Встал. Прихрамывая, двинулся дальше.

Вдруг легче стало идти. Он ясно почувствовал: легче!

Ну да, это подъем кончился, вон сразу сколько звезд высыпало над головой, и луна наконец засияла над перевалом, выбралась из-за восточной вершины Двуглавого. Вовка отчетливо разглядел: грандиозный каменный обрыв поднимался над его головой. Темные слои перемешивались со светлыми, как на Угольном. В лунном свете вспыхивало что-то, взрывалось искрами.

Лед? Горный хрусталь?

Вовка не знал. Упрямо наклонив голову, шел в черноту.

Собачья тропа. Знали, как назвать! Нашли точное определение!

Собачья! Именно собачья! Даже Белый вымотался, вываливал черный язык, оборачивался, поскуливая, глядел на Вовку. Сколько еще идти нескончаемыми каменными коридорами?

«Дойдем, Белый! Дойдем!»

Скользил по льдистым натекам, хватался за острые камни, помнил – его ждут на метеостанции, радовался, как хорошо греют рукавицы Николая Ивановича. Не обморозит он, Вовка Пушкарёв, пальцы, отстучит сообщение в Карский штаб.

«Сколько я прошел? Сколько еще впереди?»

Одно Вовка знал точно: тропа пошла под уклон.

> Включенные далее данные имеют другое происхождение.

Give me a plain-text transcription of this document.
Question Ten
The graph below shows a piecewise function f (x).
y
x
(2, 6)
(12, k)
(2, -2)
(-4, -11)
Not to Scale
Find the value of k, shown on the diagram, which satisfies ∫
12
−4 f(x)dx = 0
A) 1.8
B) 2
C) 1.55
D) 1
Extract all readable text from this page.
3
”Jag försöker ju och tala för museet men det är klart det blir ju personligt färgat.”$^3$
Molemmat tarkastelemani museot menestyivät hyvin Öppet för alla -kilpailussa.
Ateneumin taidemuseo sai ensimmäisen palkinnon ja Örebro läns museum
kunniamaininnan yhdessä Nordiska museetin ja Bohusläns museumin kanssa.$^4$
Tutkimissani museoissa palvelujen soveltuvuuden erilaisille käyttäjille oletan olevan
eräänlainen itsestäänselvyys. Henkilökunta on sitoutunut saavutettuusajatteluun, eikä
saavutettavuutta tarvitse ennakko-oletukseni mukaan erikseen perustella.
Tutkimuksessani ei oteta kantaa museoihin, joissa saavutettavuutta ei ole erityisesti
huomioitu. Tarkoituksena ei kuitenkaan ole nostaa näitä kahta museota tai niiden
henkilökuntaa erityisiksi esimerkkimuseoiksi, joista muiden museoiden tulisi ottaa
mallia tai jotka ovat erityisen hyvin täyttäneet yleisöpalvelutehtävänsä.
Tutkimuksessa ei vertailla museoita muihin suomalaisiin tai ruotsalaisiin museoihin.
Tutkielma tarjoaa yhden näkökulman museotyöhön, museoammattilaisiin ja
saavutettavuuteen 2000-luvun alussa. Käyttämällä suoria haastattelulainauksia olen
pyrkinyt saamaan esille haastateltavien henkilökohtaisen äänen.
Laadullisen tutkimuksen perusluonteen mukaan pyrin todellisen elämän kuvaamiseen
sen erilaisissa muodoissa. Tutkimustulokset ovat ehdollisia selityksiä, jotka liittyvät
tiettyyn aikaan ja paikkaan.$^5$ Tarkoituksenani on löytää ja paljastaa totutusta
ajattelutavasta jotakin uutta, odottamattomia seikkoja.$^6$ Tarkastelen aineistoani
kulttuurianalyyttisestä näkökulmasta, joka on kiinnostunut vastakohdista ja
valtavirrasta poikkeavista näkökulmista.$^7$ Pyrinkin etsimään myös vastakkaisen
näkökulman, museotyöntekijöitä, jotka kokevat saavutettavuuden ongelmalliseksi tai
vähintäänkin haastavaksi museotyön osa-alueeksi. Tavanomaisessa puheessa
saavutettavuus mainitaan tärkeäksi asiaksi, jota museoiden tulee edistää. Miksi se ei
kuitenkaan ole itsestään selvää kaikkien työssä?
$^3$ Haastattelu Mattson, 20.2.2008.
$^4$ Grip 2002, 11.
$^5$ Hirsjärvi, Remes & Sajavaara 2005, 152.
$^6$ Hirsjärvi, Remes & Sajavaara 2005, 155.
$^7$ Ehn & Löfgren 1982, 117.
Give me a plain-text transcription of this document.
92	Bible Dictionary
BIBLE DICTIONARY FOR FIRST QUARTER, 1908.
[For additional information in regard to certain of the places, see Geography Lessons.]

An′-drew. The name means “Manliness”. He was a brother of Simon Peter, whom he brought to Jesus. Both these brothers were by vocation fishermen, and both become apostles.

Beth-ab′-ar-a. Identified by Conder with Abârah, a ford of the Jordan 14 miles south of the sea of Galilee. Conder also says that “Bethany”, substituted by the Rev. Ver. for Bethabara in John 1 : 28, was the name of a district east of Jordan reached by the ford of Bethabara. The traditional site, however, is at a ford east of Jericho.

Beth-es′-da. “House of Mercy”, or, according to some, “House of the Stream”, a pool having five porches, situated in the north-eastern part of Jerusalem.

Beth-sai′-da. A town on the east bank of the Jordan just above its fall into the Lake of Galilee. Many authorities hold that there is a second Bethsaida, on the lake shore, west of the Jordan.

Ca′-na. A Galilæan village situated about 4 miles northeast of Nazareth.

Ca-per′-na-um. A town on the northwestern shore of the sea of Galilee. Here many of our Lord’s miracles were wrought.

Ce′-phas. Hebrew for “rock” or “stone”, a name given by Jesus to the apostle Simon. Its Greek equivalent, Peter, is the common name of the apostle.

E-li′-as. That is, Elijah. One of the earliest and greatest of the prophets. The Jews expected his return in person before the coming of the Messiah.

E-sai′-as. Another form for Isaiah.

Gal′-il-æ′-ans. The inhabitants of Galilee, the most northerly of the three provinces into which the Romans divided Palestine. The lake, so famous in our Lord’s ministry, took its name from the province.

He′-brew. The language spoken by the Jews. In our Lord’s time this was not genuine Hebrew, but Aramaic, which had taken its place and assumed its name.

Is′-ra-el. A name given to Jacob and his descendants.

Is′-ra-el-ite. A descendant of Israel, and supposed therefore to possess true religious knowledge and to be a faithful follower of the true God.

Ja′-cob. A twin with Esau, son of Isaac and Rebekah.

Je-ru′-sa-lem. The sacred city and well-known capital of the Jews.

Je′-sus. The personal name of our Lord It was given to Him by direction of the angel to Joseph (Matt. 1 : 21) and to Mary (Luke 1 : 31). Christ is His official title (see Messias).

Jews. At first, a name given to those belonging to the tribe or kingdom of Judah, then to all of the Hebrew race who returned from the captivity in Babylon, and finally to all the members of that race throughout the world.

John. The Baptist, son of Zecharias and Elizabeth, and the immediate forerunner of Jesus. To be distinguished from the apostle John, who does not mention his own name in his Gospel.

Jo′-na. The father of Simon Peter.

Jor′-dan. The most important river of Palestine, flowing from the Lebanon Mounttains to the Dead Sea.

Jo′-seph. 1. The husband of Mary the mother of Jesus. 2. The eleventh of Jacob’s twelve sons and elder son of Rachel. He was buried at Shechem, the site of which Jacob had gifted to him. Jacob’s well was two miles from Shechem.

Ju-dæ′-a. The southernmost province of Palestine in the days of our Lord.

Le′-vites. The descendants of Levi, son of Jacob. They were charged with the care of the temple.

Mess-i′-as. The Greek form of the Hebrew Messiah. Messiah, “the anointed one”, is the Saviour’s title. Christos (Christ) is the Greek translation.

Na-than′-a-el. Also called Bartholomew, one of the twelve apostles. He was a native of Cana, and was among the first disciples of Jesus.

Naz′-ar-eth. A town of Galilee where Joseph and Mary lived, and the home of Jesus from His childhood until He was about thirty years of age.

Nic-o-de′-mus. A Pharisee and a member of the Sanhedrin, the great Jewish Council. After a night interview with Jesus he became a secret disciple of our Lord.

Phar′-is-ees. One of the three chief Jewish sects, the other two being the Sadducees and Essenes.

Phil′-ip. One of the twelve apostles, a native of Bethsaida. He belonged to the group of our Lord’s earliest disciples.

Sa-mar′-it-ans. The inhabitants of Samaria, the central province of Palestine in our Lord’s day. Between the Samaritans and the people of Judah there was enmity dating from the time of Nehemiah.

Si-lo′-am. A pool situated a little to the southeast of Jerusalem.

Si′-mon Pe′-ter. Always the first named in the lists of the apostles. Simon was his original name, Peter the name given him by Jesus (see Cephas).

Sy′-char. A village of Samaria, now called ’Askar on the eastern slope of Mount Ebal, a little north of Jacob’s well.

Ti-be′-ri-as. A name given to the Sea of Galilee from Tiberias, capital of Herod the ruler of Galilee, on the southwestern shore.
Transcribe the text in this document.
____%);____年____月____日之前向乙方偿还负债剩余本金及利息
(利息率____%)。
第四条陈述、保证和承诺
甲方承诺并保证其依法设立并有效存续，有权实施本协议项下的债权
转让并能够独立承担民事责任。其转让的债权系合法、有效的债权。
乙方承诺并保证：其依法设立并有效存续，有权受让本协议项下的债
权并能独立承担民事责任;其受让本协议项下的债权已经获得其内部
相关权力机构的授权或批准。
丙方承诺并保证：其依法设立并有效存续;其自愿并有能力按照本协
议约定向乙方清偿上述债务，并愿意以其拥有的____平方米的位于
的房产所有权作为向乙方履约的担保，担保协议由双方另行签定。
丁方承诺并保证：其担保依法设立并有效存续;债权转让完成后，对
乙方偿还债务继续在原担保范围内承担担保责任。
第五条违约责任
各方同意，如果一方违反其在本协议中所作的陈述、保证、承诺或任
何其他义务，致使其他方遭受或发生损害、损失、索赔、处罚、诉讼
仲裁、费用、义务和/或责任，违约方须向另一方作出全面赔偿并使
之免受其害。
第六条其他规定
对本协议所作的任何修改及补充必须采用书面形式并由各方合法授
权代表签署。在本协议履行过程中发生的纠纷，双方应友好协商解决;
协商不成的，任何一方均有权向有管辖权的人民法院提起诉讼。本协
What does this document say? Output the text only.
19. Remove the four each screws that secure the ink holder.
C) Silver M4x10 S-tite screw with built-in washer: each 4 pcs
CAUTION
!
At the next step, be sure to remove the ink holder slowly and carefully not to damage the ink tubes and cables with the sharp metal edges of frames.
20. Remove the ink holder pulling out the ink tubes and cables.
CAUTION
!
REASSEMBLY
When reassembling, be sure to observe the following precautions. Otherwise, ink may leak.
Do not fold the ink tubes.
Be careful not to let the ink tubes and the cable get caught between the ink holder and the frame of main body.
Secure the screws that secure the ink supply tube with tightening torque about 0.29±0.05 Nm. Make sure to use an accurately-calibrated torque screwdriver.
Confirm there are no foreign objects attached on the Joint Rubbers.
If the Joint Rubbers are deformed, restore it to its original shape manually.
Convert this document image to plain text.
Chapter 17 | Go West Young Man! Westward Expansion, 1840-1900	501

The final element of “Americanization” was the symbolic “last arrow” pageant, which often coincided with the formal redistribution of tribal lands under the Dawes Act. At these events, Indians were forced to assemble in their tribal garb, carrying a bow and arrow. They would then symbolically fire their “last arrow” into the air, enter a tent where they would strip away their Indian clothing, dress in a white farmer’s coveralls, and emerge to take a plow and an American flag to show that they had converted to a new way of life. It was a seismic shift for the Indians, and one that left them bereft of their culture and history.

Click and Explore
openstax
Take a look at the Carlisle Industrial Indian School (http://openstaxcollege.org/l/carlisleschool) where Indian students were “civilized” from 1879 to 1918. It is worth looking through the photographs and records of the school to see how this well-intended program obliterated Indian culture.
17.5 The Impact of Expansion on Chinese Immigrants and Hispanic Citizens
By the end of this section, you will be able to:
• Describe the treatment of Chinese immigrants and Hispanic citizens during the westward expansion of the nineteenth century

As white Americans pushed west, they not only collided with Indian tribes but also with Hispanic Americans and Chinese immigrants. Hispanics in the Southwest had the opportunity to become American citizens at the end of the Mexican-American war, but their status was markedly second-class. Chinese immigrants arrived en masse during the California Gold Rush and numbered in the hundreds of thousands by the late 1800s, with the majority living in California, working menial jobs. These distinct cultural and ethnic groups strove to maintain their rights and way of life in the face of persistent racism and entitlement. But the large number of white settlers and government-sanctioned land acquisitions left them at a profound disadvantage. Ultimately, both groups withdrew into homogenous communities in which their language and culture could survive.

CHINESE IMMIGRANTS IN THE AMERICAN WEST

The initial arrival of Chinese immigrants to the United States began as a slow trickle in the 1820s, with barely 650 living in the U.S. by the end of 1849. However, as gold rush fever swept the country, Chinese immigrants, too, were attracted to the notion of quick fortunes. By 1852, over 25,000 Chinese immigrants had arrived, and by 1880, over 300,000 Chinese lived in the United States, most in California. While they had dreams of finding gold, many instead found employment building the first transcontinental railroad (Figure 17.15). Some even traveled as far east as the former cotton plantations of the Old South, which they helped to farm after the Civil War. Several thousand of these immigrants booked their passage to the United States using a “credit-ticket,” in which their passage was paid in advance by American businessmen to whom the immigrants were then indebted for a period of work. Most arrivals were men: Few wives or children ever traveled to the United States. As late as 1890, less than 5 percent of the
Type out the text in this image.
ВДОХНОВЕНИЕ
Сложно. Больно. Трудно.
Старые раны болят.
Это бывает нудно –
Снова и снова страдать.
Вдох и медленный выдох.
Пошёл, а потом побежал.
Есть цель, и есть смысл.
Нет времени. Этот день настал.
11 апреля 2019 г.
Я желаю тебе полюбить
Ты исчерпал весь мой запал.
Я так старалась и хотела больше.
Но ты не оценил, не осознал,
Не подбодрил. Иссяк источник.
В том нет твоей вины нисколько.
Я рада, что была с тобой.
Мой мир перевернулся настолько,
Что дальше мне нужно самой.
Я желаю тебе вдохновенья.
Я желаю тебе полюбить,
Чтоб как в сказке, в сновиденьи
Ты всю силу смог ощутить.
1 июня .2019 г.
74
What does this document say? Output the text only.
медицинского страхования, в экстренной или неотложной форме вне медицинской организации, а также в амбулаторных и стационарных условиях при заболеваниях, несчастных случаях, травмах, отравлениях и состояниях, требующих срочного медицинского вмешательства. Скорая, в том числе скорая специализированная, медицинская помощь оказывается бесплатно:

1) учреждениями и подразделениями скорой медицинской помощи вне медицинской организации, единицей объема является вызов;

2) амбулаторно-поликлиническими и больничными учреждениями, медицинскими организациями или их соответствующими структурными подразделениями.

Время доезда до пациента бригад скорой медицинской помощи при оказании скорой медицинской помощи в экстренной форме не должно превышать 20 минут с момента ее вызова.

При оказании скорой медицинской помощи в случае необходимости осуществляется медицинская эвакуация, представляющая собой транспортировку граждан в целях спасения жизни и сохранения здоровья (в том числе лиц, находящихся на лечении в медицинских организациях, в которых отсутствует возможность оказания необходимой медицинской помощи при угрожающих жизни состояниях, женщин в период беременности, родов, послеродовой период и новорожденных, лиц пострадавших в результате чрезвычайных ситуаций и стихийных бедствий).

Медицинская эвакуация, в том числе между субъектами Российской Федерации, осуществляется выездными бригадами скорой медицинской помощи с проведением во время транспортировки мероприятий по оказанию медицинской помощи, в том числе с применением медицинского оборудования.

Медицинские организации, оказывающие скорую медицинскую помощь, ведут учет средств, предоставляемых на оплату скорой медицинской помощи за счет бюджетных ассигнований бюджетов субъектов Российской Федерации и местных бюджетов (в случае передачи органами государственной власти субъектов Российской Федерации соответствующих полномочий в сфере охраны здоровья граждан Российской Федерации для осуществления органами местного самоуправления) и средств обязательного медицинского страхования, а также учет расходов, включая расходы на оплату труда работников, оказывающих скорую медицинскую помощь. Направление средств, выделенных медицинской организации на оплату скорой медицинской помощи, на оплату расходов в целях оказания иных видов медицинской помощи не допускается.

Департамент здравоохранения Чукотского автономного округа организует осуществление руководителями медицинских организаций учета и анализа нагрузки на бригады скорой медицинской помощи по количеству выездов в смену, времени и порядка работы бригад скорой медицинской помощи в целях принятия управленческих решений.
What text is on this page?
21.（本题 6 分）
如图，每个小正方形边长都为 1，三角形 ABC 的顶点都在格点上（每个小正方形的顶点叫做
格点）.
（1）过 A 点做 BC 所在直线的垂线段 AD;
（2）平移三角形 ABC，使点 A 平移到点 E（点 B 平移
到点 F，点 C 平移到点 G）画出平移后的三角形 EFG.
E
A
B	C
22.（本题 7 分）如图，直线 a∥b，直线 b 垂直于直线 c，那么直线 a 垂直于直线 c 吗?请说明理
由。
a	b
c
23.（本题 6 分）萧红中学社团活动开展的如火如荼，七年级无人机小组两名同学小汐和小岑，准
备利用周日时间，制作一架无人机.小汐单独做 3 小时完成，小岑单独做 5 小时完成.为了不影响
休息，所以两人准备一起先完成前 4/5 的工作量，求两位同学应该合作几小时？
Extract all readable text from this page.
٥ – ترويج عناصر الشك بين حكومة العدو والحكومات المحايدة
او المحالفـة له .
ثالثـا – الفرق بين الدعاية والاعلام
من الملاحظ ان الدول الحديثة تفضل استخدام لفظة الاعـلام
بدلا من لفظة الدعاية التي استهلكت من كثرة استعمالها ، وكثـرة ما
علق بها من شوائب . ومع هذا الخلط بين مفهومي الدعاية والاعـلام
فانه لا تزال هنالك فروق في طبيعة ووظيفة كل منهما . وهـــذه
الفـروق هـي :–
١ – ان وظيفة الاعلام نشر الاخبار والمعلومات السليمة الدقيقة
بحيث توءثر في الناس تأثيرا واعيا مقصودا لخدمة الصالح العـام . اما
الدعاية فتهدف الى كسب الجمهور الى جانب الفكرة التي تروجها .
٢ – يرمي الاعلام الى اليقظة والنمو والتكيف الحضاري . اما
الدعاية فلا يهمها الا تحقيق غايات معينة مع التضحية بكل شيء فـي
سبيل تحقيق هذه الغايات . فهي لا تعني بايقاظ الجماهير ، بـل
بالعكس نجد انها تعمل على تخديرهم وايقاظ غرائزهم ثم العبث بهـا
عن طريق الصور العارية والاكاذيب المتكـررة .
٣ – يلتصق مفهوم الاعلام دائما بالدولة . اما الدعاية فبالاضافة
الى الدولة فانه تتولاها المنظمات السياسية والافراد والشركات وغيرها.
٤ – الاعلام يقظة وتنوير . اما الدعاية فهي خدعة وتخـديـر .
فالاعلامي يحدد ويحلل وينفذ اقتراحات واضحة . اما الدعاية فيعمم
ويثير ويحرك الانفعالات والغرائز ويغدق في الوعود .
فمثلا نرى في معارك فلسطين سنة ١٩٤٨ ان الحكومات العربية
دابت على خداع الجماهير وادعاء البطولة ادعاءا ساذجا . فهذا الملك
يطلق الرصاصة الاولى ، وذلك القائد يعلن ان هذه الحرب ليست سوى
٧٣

Чувствовал это по изменившейся линии стен, по удлинившемуся неровному шагу, по тому, как, спотыкаясь, падал теперь вперед. Заторопился было, заспешил, но заставил себя не спешить – не хватало еще подвернуть ногу прямо у цели! Шел, ругал себя. «Эгоист! Живу с людьми, а людей не вижу! На «Мирном» все были заняты делом, а я вел себя как иждивенец. Нет чтобы посидеть с Леонтием Ивановичем, нет чтобы всерьез поговорить о Севере, еще смеялся над ним: почему, дескать, не на фронте? Нет чтобы посидеть с мамой, помочь, поговорить об отце. Или поделиться планами с боцманом Хоботило. Эгоист я! Это надо же, заскучал посреди Карского…» Вовка сплюнул с презрением. «О себе только думаю. Вот Лыков дал добровольное согласие еще сезон отработать на Крайночном. «Растут фиалки, ароматные цветы…» Или радист Елинскас. Прослушал мою морзянку, все понял сразу, но ведь сказал, поддержал меня: этот сможет, этот отстучит послание. И Николай Иванович… Будь лючок пошире, он бы сам вышел на Собачью тропу…»

Никогда Вовка не презирал себя так сильно.

К счастью, он не заблудился. К счастью, он прошел Собачью тропу.